Do it! Quick and proactive

5. If you see one you want, get it
This step was absolutely key for us, as we ended up with only a small handful of appointments, with multiple other groups of potential renters turning up at each. Our flat was only the second one we viewed, (and the first Euan had viewed), but we liked it, it was 5 minutes walk from Karen and I's uni, beside a bus stop for Euan's, and on the third floor of the building (more light, less neighbours, city centre rats tend to be on lower floors..) So after the viewing, we sat down in a cafe and simultaniously decided to get it. We then immediately went to the estate agent to get forms, and then came in with the deposit at opening time the next day - Keen Beans! 
Be decisive

6. Talk to the Agents
We pushed through our commitment to rent the flat very quickly, before any of our parents had either seen the flat or talked to the estate agents. This then made the following couple of weeks quite confusing, as we found out new things about it, and got told conflicting information about the rent, signing the lease, etc. Make sure you're talking to someone who knows what they're talking about in the estate agents - we suffered from doing the opposite..and discovering this a couple weeks later. Get your parents involved - it may be your flat, but no doubt they're paying for it, and will know more about all the mumbo-jumbo the estate agents are telling you, than you will. Let the adults do the talking (but make sure you're listening!)
Get informed

7. Pay up
First you shall be asked for a sum of money as a deposit which you shall get paid back at the end of the lease period, if you haven't damaged the property during crazy (drunken) antics like those which feature on How I Met Your Mother (my favourite tv show btw). After this you will need to pay your first month's rent as well as agent fees before you sign the lease and move in! Make sure you know what you're paying
Get on top of it

8. Sign the Lease
This is quite an exciting part for the 18 and olders, because you get to sign (possibly your first) legal documents! You're actually meant to get your parent/guardian (the fancy word in this scenario being guarantor) if you are under 17. Euan didn't abide by this, yolo and all. This is quite a lengthy process as there is a lot to read in the lease!
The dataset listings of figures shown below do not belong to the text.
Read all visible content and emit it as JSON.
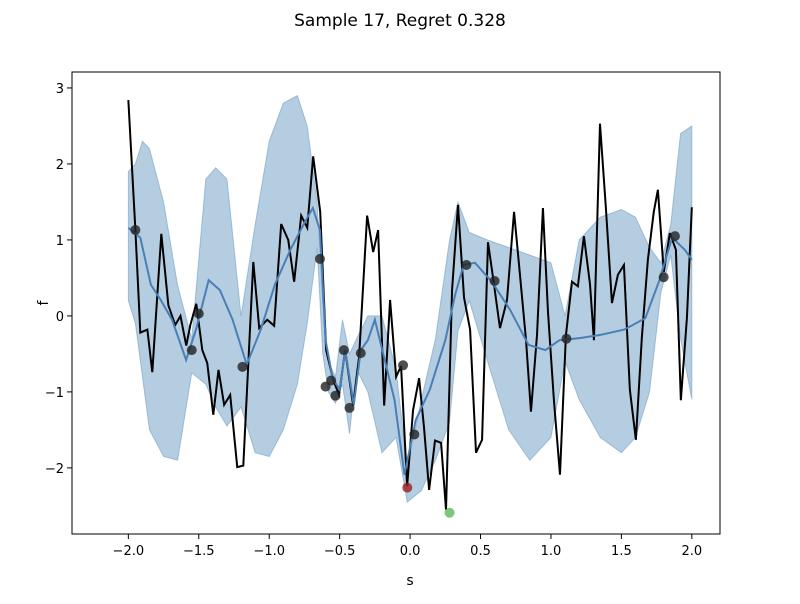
{
  "chart_data": {
    "type": "line",
    "title": "Sample 17, Regret 0.328",
    "xlabel": "s",
    "ylabel": "f",
    "xlim": [
      -2.4,
      2.2
    ],
    "ylim": [
      -2.87,
      3.21
    ],
    "xticks": [
      {
        "value": -2,
        "label": "−2.0"
      },
      {
        "value": -1.5,
        "label": "−1.5"
      },
      {
        "value": -1,
        "label": "−1.0"
      },
      {
        "value": -0.5,
        "label": "−0.5"
      },
      {
        "value": 0,
        "label": "0.0"
      },
      {
        "value": 0.5,
        "label": "0.5"
      },
      {
        "value": 1,
        "label": "1.0"
      },
      {
        "value": 1.5,
        "label": "1.5"
      },
      {
        "value": 2,
        "label": "2.0"
      }
    ],
    "yticks": [
      {
        "value": -2,
        "label": "−2"
      },
      {
        "value": -1,
        "label": "−1"
      },
      0,
      1,
      2,
      3
    ],
    "band": {
      "color": "#4682b4",
      "opacity": 0.4,
      "x": [
        -2,
        -1.95,
        -1.9,
        -1.85,
        -1.75,
        -1.65,
        -1.55,
        -1.45,
        -1.38,
        -1.3,
        -1.2,
        -1.1,
        -1.0,
        -0.9,
        -0.8,
        -0.73,
        -0.66,
        -0.62,
        -0.58,
        -0.53,
        -0.48,
        -0.43,
        -0.38,
        -0.3,
        -0.2,
        -0.1,
        -0.02,
        0.08,
        0.18,
        0.28,
        0.34,
        0.42,
        0.55,
        0.7,
        0.85,
        1.0,
        1.1,
        1.2,
        1.35,
        1.5,
        1.6,
        1.7,
        1.78,
        1.85,
        1.92,
        2.0
      ],
      "upper": [
        1.9,
        2.0,
        2.3,
        2.2,
        1.5,
        0.4,
        -0.3,
        1.8,
        1.95,
        1.8,
        0.0,
        1.2,
        2.3,
        2.8,
        2.9,
        2.5,
        1.5,
        0.2,
        -0.6,
        -0.8,
        -0.05,
        -0.5,
        -0.3,
        0.0,
        0.0,
        -0.7,
        -2.0,
        -1.1,
        -0.3,
        1.0,
        1.5,
        1.1,
        1.0,
        0.9,
        0.8,
        0.7,
        0.0,
        1.0,
        1.3,
        1.4,
        1.3,
        0.9,
        0.7,
        1.2,
        2.4,
        2.5
      ],
      "lower": [
        0.2,
        -0.1,
        -0.8,
        -1.5,
        -1.85,
        -1.9,
        -0.75,
        -0.9,
        -1.2,
        -1.45,
        -1.2,
        -1.8,
        -1.85,
        -1.5,
        -0.9,
        -0.1,
        0.9,
        -0.5,
        -1.0,
        -1.15,
        -0.9,
        -1.55,
        -0.7,
        -1.0,
        -1.8,
        -1.6,
        -2.45,
        -2.3,
        -1.9,
        -1.4,
        -0.2,
        0.2,
        -0.6,
        -1.5,
        -1.9,
        -1.6,
        -0.6,
        -1.1,
        -1.6,
        -1.8,
        -1.6,
        -1.0,
        0.3,
        0.8,
        -0.3,
        -1.1
      ]
    },
    "series": [
      {
        "color": "#000000",
        "x": [
          -2.0,
          -1.95,
          -1.915,
          -1.865,
          -1.83,
          -1.766,
          -1.716,
          -1.667,
          -1.63,
          -1.589,
          -1.56,
          -1.518,
          -1.475,
          -1.44,
          -1.397,
          -1.36,
          -1.32,
          -1.277,
          -1.227,
          -1.184,
          -1.113,
          -1.071,
          -1.014,
          -0.965,
          -0.915,
          -0.865,
          -0.823,
          -0.773,
          -0.73,
          -0.688,
          -0.638,
          -0.596,
          -0.546,
          -0.504,
          -0.461,
          -0.404,
          -0.362,
          -0.305,
          -0.262,
          -0.227,
          -0.184,
          -0.142,
          -0.099,
          -0.064,
          -0.021,
          0.021,
          0.064,
          0.099,
          0.135,
          0.177,
          0.22,
          0.255,
          0.298,
          0.34,
          0.383,
          0.426,
          0.468,
          0.511,
          0.553,
          0.596,
          0.638,
          0.688,
          0.738,
          0.78,
          0.823,
          0.858,
          0.901,
          0.943,
          0.979,
          1.021,
          1.064,
          1.106,
          1.149,
          1.191,
          1.234,
          1.277,
          1.305,
          1.348,
          1.39,
          1.433,
          1.475,
          1.518,
          1.56,
          1.603,
          1.645,
          1.688,
          1.73,
          1.759,
          1.801,
          1.844,
          1.887,
          1.922,
          1.965,
          2.0
        ],
        "values": [
          2.84,
          1.13,
          -0.22,
          -0.18,
          -0.74,
          1.08,
          0.14,
          -0.12,
          0,
          -0.39,
          -0.12,
          0.16,
          -0.45,
          -0.62,
          -1.3,
          -0.71,
          -1.17,
          -1.04,
          -1.99,
          -1.97,
          0.71,
          -0.16,
          -0.05,
          -0.13,
          1.21,
          1.0,
          0.45,
          1.32,
          1.16,
          2.1,
          1.37,
          -0.45,
          -0.84,
          -1.04,
          -0.45,
          -1.18,
          -0.54,
          1.32,
          0.84,
          1.13,
          -1.18,
          0.21,
          -0.8,
          -0.66,
          -2.24,
          -1.24,
          -0.82,
          -1.47,
          -2.29,
          -1.64,
          -1.67,
          -2.55,
          0.34,
          1.46,
          0.24,
          -0.18,
          -1.8,
          -1.63,
          0.97,
          0.41,
          -0.16,
          0.21,
          1.37,
          0.54,
          -0.32,
          -1.26,
          -0.25,
          1.42,
          0.05,
          -1.11,
          -2.09,
          -0.26,
          0.45,
          0.39,
          1.05,
          0.42,
          -0.32,
          2.53,
          1.42,
          0.17,
          0.54,
          0.67,
          -0.97,
          -1.63,
          -0.29,
          0.74,
          1.37,
          1.66,
          0.58,
          1.09,
          0.87,
          -1.11,
          -0.03,
          1.43
        ]
      },
      {
        "color": "#4a7fb5",
        "x": [
          -2,
          -1.915,
          -1.84,
          -1.77,
          -1.69,
          -1.59,
          -1.52,
          -1.43,
          -1.35,
          -1.26,
          -1.16,
          -1.06,
          -0.96,
          -0.85,
          -0.74,
          -0.69,
          -0.64,
          -0.6,
          -0.55,
          -0.5,
          -0.46,
          -0.4,
          -0.35,
          -0.3,
          -0.25,
          -0.18,
          -0.11,
          -0.04,
          0.04,
          0.14,
          0.25,
          0.32,
          0.38,
          0.46,
          0.58,
          0.71,
          0.84,
          0.96,
          1.06,
          1.21,
          1.35,
          1.52,
          1.67,
          1.77,
          1.86,
          1.95,
          2.0
        ],
        "values": [
          1.16,
          1.03,
          0.41,
          0.21,
          -0.05,
          -0.58,
          -0.18,
          0.47,
          0.34,
          -0.05,
          -0.64,
          -0.18,
          0.41,
          0.87,
          1.26,
          1.42,
          1.13,
          -0.32,
          -0.82,
          -0.97,
          -0.45,
          -1.17,
          -0.45,
          -0.32,
          -0.05,
          -0.58,
          -1.11,
          -2.09,
          -1.37,
          -0.97,
          -0.32,
          0.28,
          0.67,
          0.7,
          0.45,
          0.08,
          -0.38,
          -0.45,
          -0.32,
          -0.29,
          -0.25,
          -0.18,
          -0.03,
          0.47,
          1.03,
          0.87,
          0.74
        ]
      }
    ],
    "points": [
      {
        "color": "#222222",
        "x": [
          -1.95,
          -1.55,
          -1.5,
          -1.19,
          -0.64,
          -0.6,
          -0.56,
          -0.53,
          -0.47,
          -0.43,
          -0.35,
          -0.05,
          0.03,
          0.4,
          0.6,
          1.11,
          1.8,
          1.88
        ],
        "values": [
          1.13,
          -0.45,
          0.03,
          -0.67,
          0.75,
          -0.93,
          -0.85,
          -1.05,
          -0.45,
          -1.21,
          -0.49,
          -0.65,
          -1.56,
          0.67,
          0.46,
          -0.3,
          0.51,
          1.05
        ]
      },
      {
        "color": "#9e1b22",
        "x": [
          -0.02
        ],
        "values": [
          -2.26
        ]
      },
      {
        "color": "#5cb85c",
        "x": [
          0.28
        ],
        "values": [
          -2.59
        ]
      }
    ]
  }
}
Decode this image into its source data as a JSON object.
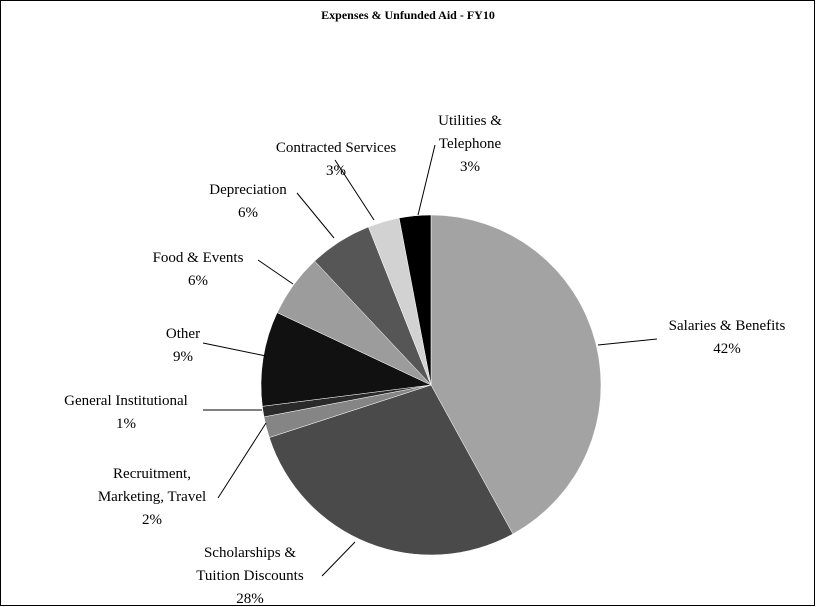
{
  "chart_data": {
    "type": "pie",
    "title": "Expenses & Unfunded Aid - FY10",
    "categories": [
      "Salaries & Benefits",
      "Scholarships &\nTuition Discounts",
      "Recruitment,\nMarketing, Travel",
      "General Institutional",
      "Other",
      "Food & Events",
      "Depreciation",
      "Contracted Services",
      "Utilities &\nTelephone"
    ],
    "values": [
      42,
      28,
      2,
      1,
      9,
      6,
      6,
      3,
      3
    ],
    "value_labels": [
      "42%",
      "28%",
      "2%",
      "1%",
      "9%",
      "6%",
      "6%",
      "3%",
      "3%"
    ],
    "colors": [
      "#a3a3a3",
      "#4a4a4a",
      "#858585",
      "#2a2a2a",
      "#111111",
      "#9c9c9c",
      "#565656",
      "#d2d2d2",
      "#000000"
    ]
  }
}
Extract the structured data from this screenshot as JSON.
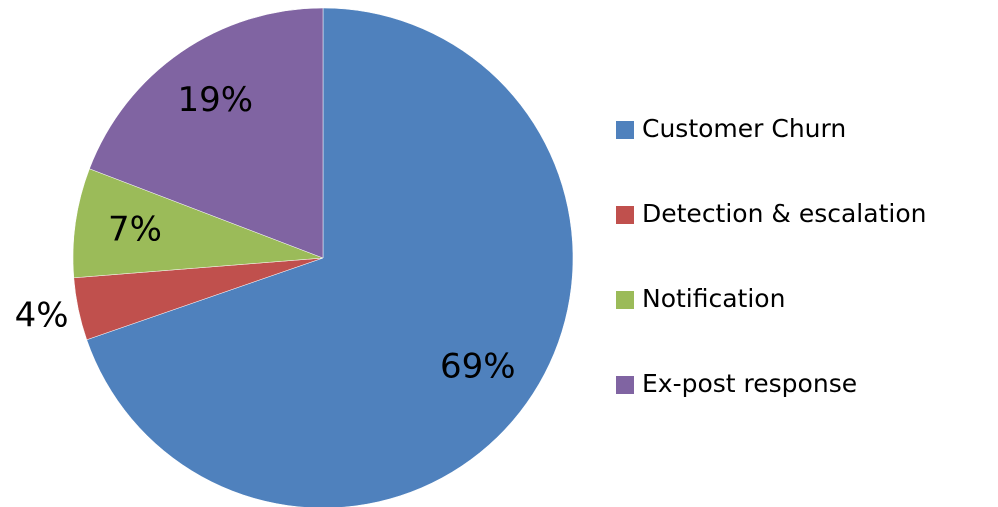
{
  "chart_data": {
    "type": "pie",
    "categories": [
      "Customer Churn",
      "Detection & escalation",
      "Notification",
      "Ex-post response"
    ],
    "values": [
      69,
      4,
      7,
      19
    ],
    "value_labels": [
      "69%",
      "4%",
      "7%",
      "19%"
    ],
    "colors": [
      "#4f81bd",
      "#c0504d",
      "#9bbb59",
      "#8064a2"
    ],
    "legend": "right"
  }
}
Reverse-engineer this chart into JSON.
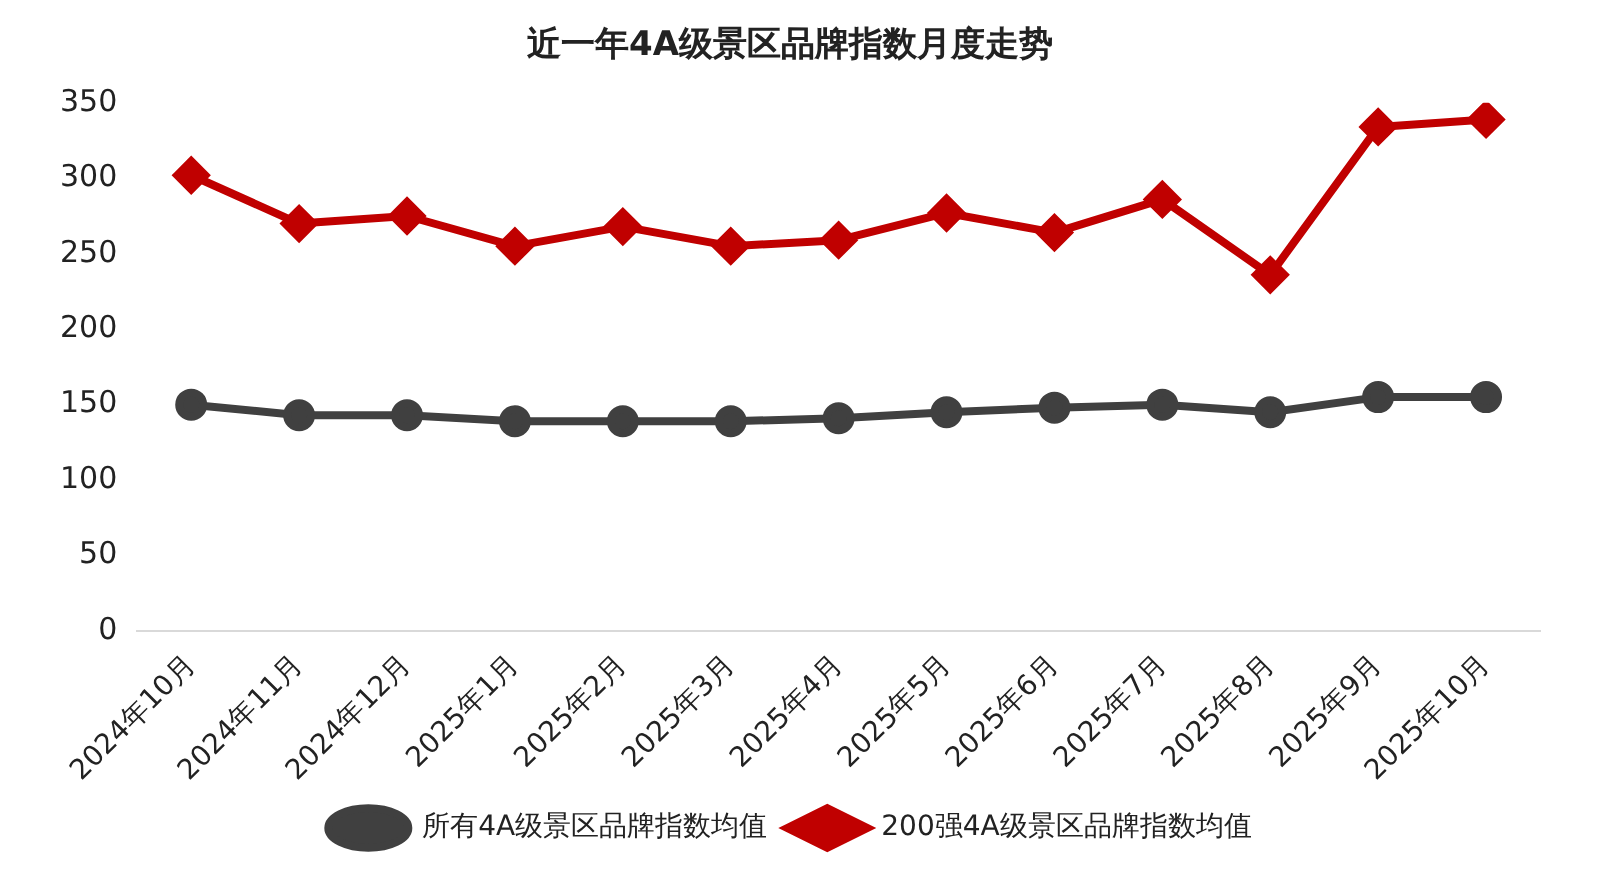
{
  "chart_data": {
    "type": "line",
    "title": "近一年4A级景区品牌指数月度走势",
    "categories": [
      "2024年10月",
      "2024年11月",
      "2024年12月",
      "2025年1月",
      "2025年2月",
      "2025年3月",
      "2025年4月",
      "2025年5月",
      "2025年6月",
      "2025年7月",
      "2025年8月",
      "2025年9月",
      "2025年10月"
    ],
    "series": [
      {
        "name": "所有4A级景区品牌指数均值",
        "color": "#404040",
        "marker": "circle",
        "values": [
          150,
          143,
          143,
          139,
          139,
          139,
          141,
          145,
          148,
          150,
          145,
          155,
          155
        ]
      },
      {
        "name": "200强4A级景区品牌指数均值",
        "color": "#c00000",
        "marker": "diamond",
        "values": [
          302,
          270,
          275,
          255,
          268,
          255,
          259,
          277,
          264,
          286,
          236,
          334,
          339
        ]
      }
    ],
    "ylim": [
      0,
      350
    ],
    "yticks": [
      0,
      50,
      100,
      150,
      200,
      250,
      300,
      350
    ],
    "grid": false,
    "legend": "bottom",
    "line_style": "solid"
  }
}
A tip is to ask the agent's to send it via email to your parents before lease-signing day so that they can pick up on any unusual things which you may skip over. And you will probably need to have one person sign the bottom of each page - if you volunteer for this, beware, there are hundreds of pages to sign! Also, you don't all need to sign on the same day - but you will only get keys if you have both signed the lease and payed your rent.
Clue up

Well as far as 'flat hunting' goes, you're there! Well done! This is the stage we are currently at, because we pick up the keys on Monday to move in! 3 days time - so much Erhmagerd. I seem to have an inability to pack.